Osoba publiczna, lepiej jak nie ryzykuję 😉 bo znajdzie się jakiś sygnalista zaraz
A sygnalistów mamy wielu.
@@swebo333 Ulubione sygnalistów piątkowe dania - „Śledź po Japońsku i Donoś po Polsku”
Wonderful tank!!!!!!So natural.... Like a biotop.... Bravoooo!!!!!!!!!!You do a great job!!!!!!!!!
Ja ( gdy brałem udział w konkursie który organizowałeś) miałem jeszcze pistię. Niestety moje akwarium jest niezbyt wysokie , ma brutto 50cm i korzenie zabierały dużo przestrzeni. Oddałem pistię a w jej miejsce wprowadziłem salwinię. W moim akwarium sprawdza się bardzo dobrze. Co dwa tygodnie odławiam połowę , bo bardzo szybko się rozrasta. Co do decyzji dotyczacej pistii skomentuję krótko: Nowy,wspaniały świat, a może 1984? Chyba jednak to drugie bo bardziej totalitarne. Pozdrawiam Macku
Też to czytałem a szkoda piękna roślina do akwarium. Tak jak mówisz, zawsze może ktoś grzecznie donieść.
hallo Swebo , ja ten problem juz kilka lat temu rozwiazalem z plywajacymi roslinami jak pistia i zastapilem nia : Phyllanthus fluitans (tlumacze bezposrednio z niemieckiego jako "pływający wilczomlecz" , pozdrawiam serdeczenie :)
Polecam lotos zielony. Rośnie szybko jak chwast i rozkłada swoje liście na lustrze wody zakrywając całe dno. Widziałem u pana lotosa tygrysiego ale one nie pną się tak do góry. Ja muszę ciąć go prawie co tydzień.

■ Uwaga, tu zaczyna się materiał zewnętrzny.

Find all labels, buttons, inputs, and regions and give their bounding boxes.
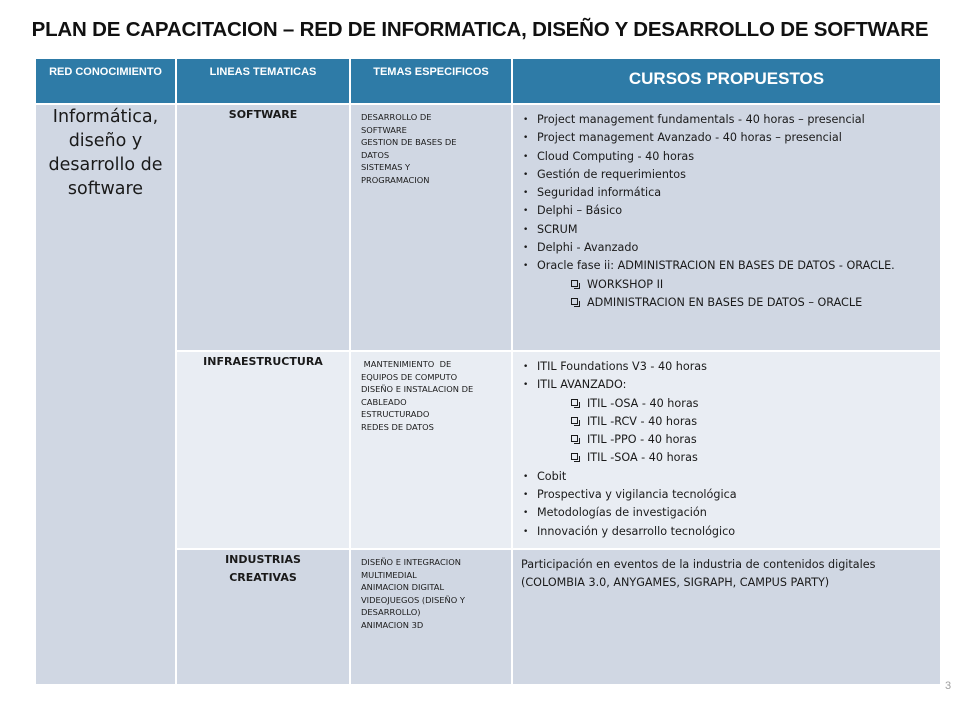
subcurso-label: ITIL -OSA - 40 horas <box>587 396 699 410</box>
list-item <box>521 523 934 541</box>
curso-label: Project management Avanzado - 40 horas – presencial <box>537 131 842 145</box>
header-lineas-tematicas: LINEAS TEMATICAS <box>176 58 350 104</box>
curso-label: Project management fundamentals - 40 horas – presencial <box>537 113 865 126</box>
tema-item: REDES DE DATOS <box>361 421 434 432</box>
tema-item: SOFTWARE <box>361 124 407 135</box>
eventos-description: Participación en eventos de la industria de contenidos digitales (COLOMBIA 3.0, ANYGAMES, SIGRAPH, CAMPUS PARTY) <box>521 558 876 590</box>
checkbox-bullet-icon <box>571 435 578 442</box>
list-item <box>521 276 934 294</box>
list-item <box>521 184 934 202</box>
linea-tematica-cell <box>176 549 350 685</box>
list-item <box>521 129 934 147</box>
page-number: 3 <box>945 680 952 692</box>
list-item <box>521 376 934 394</box>
tema-item: ANIMACION 3D <box>361 619 424 630</box>
bullet-icon: • <box>523 380 529 391</box>
list-item <box>521 431 934 449</box>
list-item <box>521 202 934 220</box>
curso-label: Cloud Computing - 40 horas <box>537 149 695 163</box>
linea-tematica-cell <box>176 104 350 351</box>
checkbox-bullet-icon <box>571 399 578 406</box>
list-item <box>521 486 934 504</box>
curso-label: Delphi - Avanzado <box>537 241 639 255</box>
curso-label: Cobit <box>537 469 567 483</box>
temas-especificos-cell <box>350 351 512 549</box>
linea-tematica-label: SOFTWARE <box>228 108 298 121</box>
tema-item: PROGRAMACION <box>361 174 430 185</box>
tema-item: MULTIMEDIAL <box>361 569 417 580</box>
cursos-propuestos-cell <box>512 549 941 685</box>
list-item <box>521 504 934 522</box>
subcursos-list <box>521 395 934 468</box>
curso-label: Prospectiva y vigilancia tecnológica <box>537 488 737 502</box>
bullet-icon: • <box>523 188 529 199</box>
list-item <box>521 111 934 129</box>
checkbox-bullet-icon <box>571 280 578 287</box>
bullet-icon: • <box>523 151 529 162</box>
tema-item: DISEÑO E INSTALACION DE <box>361 384 474 394</box>
list-item <box>521 166 934 184</box>
subcurso-label: ITIL -SOA - 40 horas <box>587 451 698 465</box>
bullet-icon: • <box>523 508 529 519</box>
table-row-software <box>35 104 941 351</box>
tema-item: CABLEADO <box>361 396 407 407</box>
list-item <box>521 221 934 239</box>
tema-item: ANIMACION DIGITAL <box>361 582 445 592</box>
temas-especificos-cell <box>350 104 512 351</box>
tema-item: DATOS <box>361 149 390 160</box>
subcurso-label: ADMINISTRACION EN BASES DE DATOS – ORACLE <box>587 295 863 309</box>
curso-label: Seguridad informática <box>537 186 662 200</box>
bullet-icon: • <box>523 224 529 235</box>
list-item <box>521 294 934 312</box>
list-item <box>521 449 934 467</box>
bullet-icon: • <box>523 133 529 144</box>
slide-title: PLAN DE CAPACITACION – RED DE INFORMATICA, DISEÑO Y DESARROLLO DE SOFTWARE <box>31 18 929 41</box>
bullet-icon: • <box>523 526 529 537</box>
header-temas-especificos: TEMAS ESPECIFICOS <box>350 58 512 104</box>
curso-label: Innovación y desarrollo tecnológico <box>537 524 736 538</box>
cursos-propuestos-cell <box>512 351 941 549</box>
tema-item: MANTENIMIENTO DE <box>361 359 452 369</box>
curso-label: ITIL AVANZADO: <box>537 378 627 392</box>
checkbox-bullet-icon <box>571 298 578 305</box>
cursos-propuestos-cell <box>512 104 941 351</box>
list-item <box>521 148 934 166</box>
tema-item: DESARROLLO DE <box>361 112 432 122</box>
linea-tematica-label: INDUSTRIAS CREATIVAS <box>225 553 301 584</box>
checkbox-bullet-icon <box>571 417 578 424</box>
curso-label: Delphi – Básico <box>537 204 623 218</box>
red-conocimiento-label: Informática, diseño y desarrollo de software <box>48 107 163 199</box>
tema-item: DESARROLLO) <box>361 607 421 617</box>
tema-item: DISEÑO E INTEGRACION <box>361 557 461 567</box>
training-plan-table <box>34 57 942 686</box>
cursos-list <box>521 468 934 541</box>
linea-tematica-label: INFRAESTRUCTURA <box>203 355 323 368</box>
list-item <box>521 257 934 275</box>
list-item <box>521 395 934 413</box>
bullet-icon: • <box>523 490 529 501</box>
red-conocimiento-cell <box>35 104 176 685</box>
curso-label: Oracle fase ii: ADMINISTRACION EN BASES DE DATOS - ORACLE. <box>537 259 895 273</box>
checkbox-bullet-icon <box>571 453 578 460</box>
subcurso-label: WORKSHOP II <box>587 277 664 291</box>
curso-label: SCRUM <box>537 222 578 236</box>
cursos-list <box>521 111 934 276</box>
bullet-icon: • <box>523 243 529 254</box>
bullet-icon: • <box>523 169 529 180</box>
tema-item: EQUIPOS DE COMPUTO <box>361 371 458 382</box>
table-header-row <box>35 58 941 104</box>
tema-item: SISTEMAS Y <box>361 162 411 172</box>
temas-especificos-cell <box>350 549 512 685</box>
bullet-icon: • <box>523 471 529 482</box>
linea-tematica-cell <box>176 351 350 549</box>
tema-item: VIDEOJUEGOS (DISEÑO Y <box>361 594 465 605</box>
subcurso-label: ITIL -PPO - 40 horas <box>587 433 697 447</box>
bullet-icon: • <box>523 261 529 272</box>
list-item <box>521 468 934 486</box>
tema-item: ESTRUCTURADO <box>361 409 430 419</box>
bullet-icon: • <box>523 206 529 217</box>
subcursos-list <box>521 276 934 313</box>
tema-item: GESTION DE BASES DE <box>361 137 457 147</box>
list-item <box>521 358 934 376</box>
curso-label: Metodologías de investigación <box>537 506 707 520</box>
curso-label: Gestión de requerimientos <box>537 167 686 181</box>
header-red-conocimiento: RED CONOCIMIENTO <box>35 58 176 104</box>
header-cursos-propuestos: CURSOS PROPUESTOS <box>512 58 941 104</box>
bullet-icon: • <box>523 115 529 125</box>
cursos-list <box>521 358 934 395</box>
curso-label: ITIL Foundations V3 - 40 horas <box>537 360 707 373</box>
list-item <box>521 239 934 257</box>
bullet-icon: • <box>523 362 529 372</box>
list-item <box>521 413 934 431</box>
subcurso-label: ITIL -RCV - 40 horas <box>587 414 698 428</box>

Ładnie wygląda Ceratopteris pteroides i Phyllanthus fluitans z tym że ta druga jest dość wymagająca i wolno się rozrasta. Szkoda takiej pięknej Pistii 😢
@@karolinaduma8578 spokojnie zakażą, powod sie znajdzie
@@AkwariumwgZHO zapewne tak będzie, jeszcze trochę i zaczną po domach chodzić i robić kontrole 🙄
Rzęsa wodna jest inwazyjna . Kiedyś wrzuciliśmy z kolego do starego osadnika w pracy gdzie goście chorowali rybki. Nie wiedzieliśmy.ze to się tak rozpleni. Gość nam mówił że kopaną to wybierał po 3 tydniach masakra. Jak uwuwalem to kiedyś z akwarium miesiąc
Salwinie mam i co tydzień wywalam po 3-4 garści, pleni się jak głupia, a pistia nigdy nie chciała, padała moment.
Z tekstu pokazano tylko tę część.